3  User Workspace

3.1 Overview

The User Workspaces within the APEx Instantiation Services provide secure, personalised environments for individual users to perform a wide range of tasks including development, data processing, visualisation, and analysis. These single-user environments are managed by JupyterHub and dynamically provisioned using Kubernetes, ensuring scalability, isolation, and ease of use. Key features and capabilities of the User Workspaces include:

  • Secure, Isolated Environments: Each user is provided with a dedicated namespace within the Kubernetes cluster, ensuring resource isolation and secure data management.
  • Customizable Workspaces: Workspaces can be tailored to user needs with specific configurations and tools, including pre-configured environments for tasks like data analysis and machine learning.
  • Seamless Integration with APEx Services: Integration with other APEx services such as the Interactive Development Environment (IDE) and Product Catalogue for enhanced functionality and data accessibility.
  • Robust Data Management: Secure storage and retrieval of data using PersistentVolumeClaims (PVCs) and integration with external data sources

3.2 Showcase Scenarios

The User Workspaces support a variety of use cases, making them versatile tools for the EO community. Some typical scenarios include:

  • Development and Testing: Researchers and developers can use the User Workspaces to develop and test new algorithms and models. For instance, a user might leverage the IDE integrated with JupyterHub to write and debug Python scripts for processing satellite imagery.

  • Data Analysis and Visualization: Analysts can perform exploratory data analysis and create visualisations using tools like JupyterLab or QGIS. For example, an analyst might use Jupyter notebooks to analyse climate data and visualise trends over time.
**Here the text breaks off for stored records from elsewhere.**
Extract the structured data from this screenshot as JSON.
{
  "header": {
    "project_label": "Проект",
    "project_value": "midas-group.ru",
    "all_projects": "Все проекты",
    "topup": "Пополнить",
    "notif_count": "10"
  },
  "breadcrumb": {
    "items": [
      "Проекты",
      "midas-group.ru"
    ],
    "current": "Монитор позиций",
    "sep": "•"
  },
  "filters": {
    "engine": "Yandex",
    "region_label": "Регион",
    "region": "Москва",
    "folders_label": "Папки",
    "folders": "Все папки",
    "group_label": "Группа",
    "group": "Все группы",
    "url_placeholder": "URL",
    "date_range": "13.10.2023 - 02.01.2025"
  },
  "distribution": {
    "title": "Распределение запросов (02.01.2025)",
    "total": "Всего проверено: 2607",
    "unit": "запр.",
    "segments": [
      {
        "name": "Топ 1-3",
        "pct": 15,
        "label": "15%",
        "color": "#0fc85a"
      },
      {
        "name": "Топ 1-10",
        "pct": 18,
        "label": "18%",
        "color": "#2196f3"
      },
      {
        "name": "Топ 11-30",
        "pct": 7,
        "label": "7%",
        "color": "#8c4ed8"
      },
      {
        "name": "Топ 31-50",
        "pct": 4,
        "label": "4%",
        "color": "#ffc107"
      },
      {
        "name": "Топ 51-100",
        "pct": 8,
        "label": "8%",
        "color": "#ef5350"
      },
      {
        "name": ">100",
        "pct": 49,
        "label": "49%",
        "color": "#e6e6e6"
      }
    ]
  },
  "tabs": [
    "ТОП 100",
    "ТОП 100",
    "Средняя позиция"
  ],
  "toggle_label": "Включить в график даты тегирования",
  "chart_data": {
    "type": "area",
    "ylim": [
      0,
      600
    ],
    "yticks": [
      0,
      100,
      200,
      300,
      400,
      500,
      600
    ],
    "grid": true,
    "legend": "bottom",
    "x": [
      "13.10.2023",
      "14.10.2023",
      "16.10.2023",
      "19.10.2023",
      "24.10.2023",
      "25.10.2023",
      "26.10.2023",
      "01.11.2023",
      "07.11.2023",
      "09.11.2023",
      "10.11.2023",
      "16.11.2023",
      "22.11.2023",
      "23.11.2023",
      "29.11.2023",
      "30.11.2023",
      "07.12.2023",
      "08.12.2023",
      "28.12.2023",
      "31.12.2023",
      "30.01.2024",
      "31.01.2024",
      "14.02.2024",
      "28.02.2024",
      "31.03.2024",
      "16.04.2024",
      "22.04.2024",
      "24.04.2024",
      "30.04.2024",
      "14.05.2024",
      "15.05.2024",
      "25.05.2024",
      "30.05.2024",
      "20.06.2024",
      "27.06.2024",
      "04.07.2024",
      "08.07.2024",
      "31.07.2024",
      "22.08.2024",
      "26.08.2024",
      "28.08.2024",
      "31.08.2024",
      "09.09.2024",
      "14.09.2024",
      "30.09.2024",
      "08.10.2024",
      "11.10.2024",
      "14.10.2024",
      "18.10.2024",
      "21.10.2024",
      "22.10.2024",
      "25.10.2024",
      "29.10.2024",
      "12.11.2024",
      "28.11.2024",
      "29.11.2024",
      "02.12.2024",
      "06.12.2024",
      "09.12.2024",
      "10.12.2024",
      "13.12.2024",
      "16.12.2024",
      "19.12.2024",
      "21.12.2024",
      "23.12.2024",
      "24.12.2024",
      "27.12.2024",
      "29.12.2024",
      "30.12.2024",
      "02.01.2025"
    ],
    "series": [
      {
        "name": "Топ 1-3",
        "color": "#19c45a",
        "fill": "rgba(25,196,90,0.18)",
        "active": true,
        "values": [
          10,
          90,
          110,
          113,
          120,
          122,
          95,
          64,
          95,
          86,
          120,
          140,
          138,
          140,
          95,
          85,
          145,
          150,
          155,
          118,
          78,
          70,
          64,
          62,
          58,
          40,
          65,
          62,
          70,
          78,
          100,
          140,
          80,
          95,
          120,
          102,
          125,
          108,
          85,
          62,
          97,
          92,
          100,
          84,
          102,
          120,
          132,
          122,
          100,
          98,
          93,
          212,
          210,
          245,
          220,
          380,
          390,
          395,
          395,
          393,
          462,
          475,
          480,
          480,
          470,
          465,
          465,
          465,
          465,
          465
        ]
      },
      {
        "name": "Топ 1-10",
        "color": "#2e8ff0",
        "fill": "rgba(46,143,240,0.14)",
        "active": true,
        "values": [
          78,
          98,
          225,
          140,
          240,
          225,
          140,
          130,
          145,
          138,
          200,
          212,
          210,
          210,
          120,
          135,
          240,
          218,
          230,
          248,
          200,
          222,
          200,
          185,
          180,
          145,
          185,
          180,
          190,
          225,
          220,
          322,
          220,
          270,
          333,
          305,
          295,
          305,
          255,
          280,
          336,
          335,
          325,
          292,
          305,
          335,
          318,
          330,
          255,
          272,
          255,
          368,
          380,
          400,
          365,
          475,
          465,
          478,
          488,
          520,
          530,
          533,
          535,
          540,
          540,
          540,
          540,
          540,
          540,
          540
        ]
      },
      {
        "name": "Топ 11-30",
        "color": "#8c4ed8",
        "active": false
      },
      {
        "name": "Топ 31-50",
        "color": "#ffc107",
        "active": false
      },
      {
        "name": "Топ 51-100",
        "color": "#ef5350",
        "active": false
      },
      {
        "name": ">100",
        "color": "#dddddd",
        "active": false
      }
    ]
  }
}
  • Educational and Training Purposes: The User Workspaces can be used to create interactive tutorials and practical assignments that guide users through various aspects of APEx, from setting up workspaces and accessing data in the Product Catalogue to using the IDE for development tasks.

3.3 User stories

3.4 Business model

3.5 Technical Architecture

The User Workspaces are built on advanced technologies and frameworks to ensure robustness and scalability. JupyterHub provides a publicly accessible web interface for authenticated and authorised users to instantiate their Application Hub pod instances securely. KubeSpawner, a Kubernetes-native spawner for JupyterHub, dynamically creates and manages Jupyter Notebook servers within the Kubernetes cluster on server initiation.

When a user launches their server, several Kubernetes resources are created. Each user is allocated a dedicated namespace, providing a secure and organised virtual environment within the Kubernetes cluster. Configuration data is stored separately from the application’s code in a ConfigMap, which can include Conda environment configurations. PersistentVolumeClaims (PVCs) are created to request storage resources, specifying the necessary size and access modes for mounting volumes with read/write access. Finally, a pod is created and started using a dedicated profile based on the user’s selection.

A PostgreSQL database is used to store user information for JupyterHub, managing authentication and user data. Data management involves secure storage and retrieval facilitated through PVCs and integration with external data sources. Users can access and share data within the workspace efficiently.

Workspace setup and customization allow users to configure their environments with specific tools and configurations required for their tasks. Integration with other APEx services, such as the IDE for enhanced development capabilities or specialised Dashboards, further enhances the functionality of the User Workspaces. Security and compliance measures ensure that only authenticated users can access their workspaces, with data privacy and regulatory compliance measures in place to protect user data.

Workflow and Architecture of User Workspaces

The diagram above illustrates how user sessions are created, authenticated, and managed within the Kubernetes infrastructure. It highlights the roles of the Proxy, Hub, pods, volumes, and Image Registry in providing secure, isolated, and customised environments for individual users. The system ensures efficient resource management and a seamless user experience for various tasks including development and data analysis.

3.6 Operational Management

Deployment and scaling of User Workspaces are managed by Kubernetes which handles the scaling of resources, allowing the platform to accommodate varying workloads and user demands efficiently. Continuous monitoring of the Kubernetes cluster and JupyterHub instances ensures optimal performance and availability. Automated maintenance tasks, such as updates and backups, minimise downtime and ensure data integrity, providing a robust and reliable environment for users.